The new centralized nurse call system also has had a profound impact on the way code- and rapid-response teams respond to calls in the new facility. Previously, only one code-response team was in place and overhead paging was used extensively when calling a code. In the new campus, the goal was to eliminate overhead paging. The larger facility and layout made this a challenge — especially with three code-response teams operating in the building.

Integral to the workflow management and reporting capabilities was the installation of a real-time locating system in patient-care areas. Staff badges are read automatically by the system, and identify the individual caregiver when that person enters the patient room to fulfill a request.

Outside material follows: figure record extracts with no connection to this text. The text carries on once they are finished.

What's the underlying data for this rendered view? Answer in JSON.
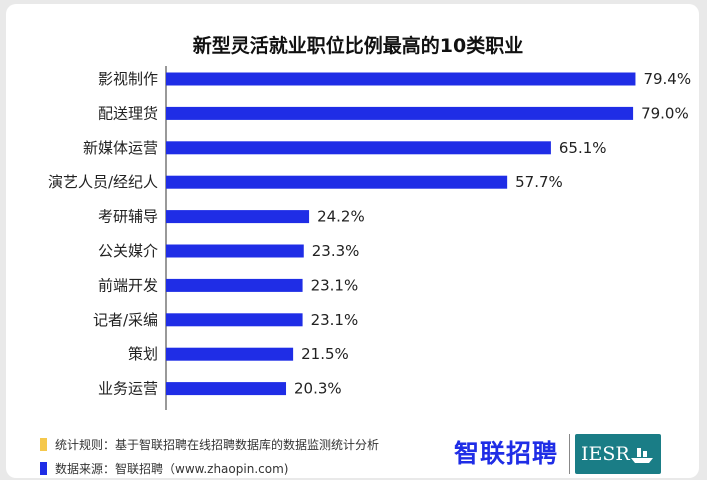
{
  "chart_data": {
    "type": "bar",
    "orientation": "horizontal",
    "title": "新型灵活就业职位比例最高的10类职业",
    "categories": [
      "影视制作",
      "配送理货",
      "新媒体运营",
      "演艺人员/经纪人",
      "考研辅导",
      "公关媒介",
      "前端开发",
      "记者/采编",
      "策划",
      "业务运营"
    ],
    "values": [
      79.4,
      79.0,
      65.1,
      57.7,
      24.2,
      23.3,
      23.1,
      23.1,
      21.5,
      20.3
    ],
    "value_labels": [
      "79.4%",
      "79.0%",
      "65.1%",
      "57.7%",
      "24.2%",
      "23.3%",
      "23.1%",
      "23.1%",
      "21.5%",
      "20.3%"
    ],
    "xlim": [
      0,
      80
    ],
    "bar_color": "#1f2de6",
    "grid": false,
    "legend": "none"
  },
  "notes": [
    {
      "color": "#f5c84c",
      "text": "统计规则：基于智联招聘在线招聘数据库的数据监测统计分析"
    },
    {
      "color": "#1f2de6",
      "text": "数据来源：智联招聘（www.zhaopin.com)"
    }
  ],
  "logos": {
    "zhaopin": "智联招聘",
    "iesr": "IESR"
  }
}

This simple approach requires no additional action by staff and creates an accurate and detailed log of response times and staff utilization.

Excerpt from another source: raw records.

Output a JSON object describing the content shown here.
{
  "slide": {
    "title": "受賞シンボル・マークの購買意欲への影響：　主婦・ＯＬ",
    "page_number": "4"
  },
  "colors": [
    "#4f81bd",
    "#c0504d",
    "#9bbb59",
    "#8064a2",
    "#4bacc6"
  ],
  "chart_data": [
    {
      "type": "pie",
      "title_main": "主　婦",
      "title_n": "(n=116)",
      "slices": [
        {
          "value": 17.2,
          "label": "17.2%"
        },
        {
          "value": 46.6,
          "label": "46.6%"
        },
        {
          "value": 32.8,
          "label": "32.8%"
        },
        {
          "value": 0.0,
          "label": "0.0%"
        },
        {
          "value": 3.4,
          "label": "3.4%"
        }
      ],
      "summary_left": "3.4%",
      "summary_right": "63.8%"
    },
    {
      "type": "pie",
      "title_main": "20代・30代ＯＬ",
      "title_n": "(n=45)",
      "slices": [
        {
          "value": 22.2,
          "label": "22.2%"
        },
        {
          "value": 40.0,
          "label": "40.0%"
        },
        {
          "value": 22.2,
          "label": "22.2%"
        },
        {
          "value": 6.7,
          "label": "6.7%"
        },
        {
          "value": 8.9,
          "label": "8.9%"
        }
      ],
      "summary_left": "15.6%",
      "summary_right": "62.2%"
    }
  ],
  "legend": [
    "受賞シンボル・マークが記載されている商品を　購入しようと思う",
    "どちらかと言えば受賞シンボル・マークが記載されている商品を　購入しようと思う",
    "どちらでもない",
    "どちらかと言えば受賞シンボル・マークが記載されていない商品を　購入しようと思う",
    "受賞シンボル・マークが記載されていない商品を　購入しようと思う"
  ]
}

The hospital opened the doors to its new campus on June 25, 2011. Staff immediately noticed how quiet it was on the floors and in the patient pods. The centralized system eliminated all the alarms and overhead paging associated with the old nurse call systems. Staff also appreciated that they could now be proactive in meeting a patient's needs, as the centralized system allowed them to walk into the room with a solution rather than a question.

The patient experience has improved thanks to faster responses to patient requests. Data from the system's first nine months of operation tell a compelling story:

  • Patients receive a personal response from the dedicated nurse call operator within 5 to 6 seconds of activating a request.
  • The centralized nurse call operators triage an average of 26,000 patient calls each month.
  • Bathroom requests are being fulfilled within 2.9 minutes.
  • Pain medication request fulfillment occurs within 5.9 minutes.
  • Program directors receive a monthly "Top 10" patient requests for their nursing units.
  • The system identifies the busiest times of day for patient requests on a unit-by-unit basis

The hospital also has seen significant increases in several patient-satisfaction metrics. In the first nine months at the new campus, average overall patient satisfaction scores increased from 66.7 to 79.3. In addition, the average score that indicates the likelihood that a patient will recommend the hospital increased from 74.1 to 84. And patient scores for the new outpatient surgery units soared to new levels, with satisfaction levels ranging from 90 to 100.*

Patients, staff and administrators all have benefited from the hospital's new centralized nurse call system. Satisfaction increases and anxiety is reduced when patients know that their requests are being answered quickly. For staff, the immediacy and efficiency of the system in responding to patient requests means better patient care. And, administrators have found that the reporting capabilities inherent to the system provide a level of detail that helps staff meet its commitment to continual improvement.

* Results based on HealthStream telephone interviews with patients conducting the HCAHPS survey.

Jean Lydon is the associate vice president of patient care services at Elmhurst Memorial Hospital.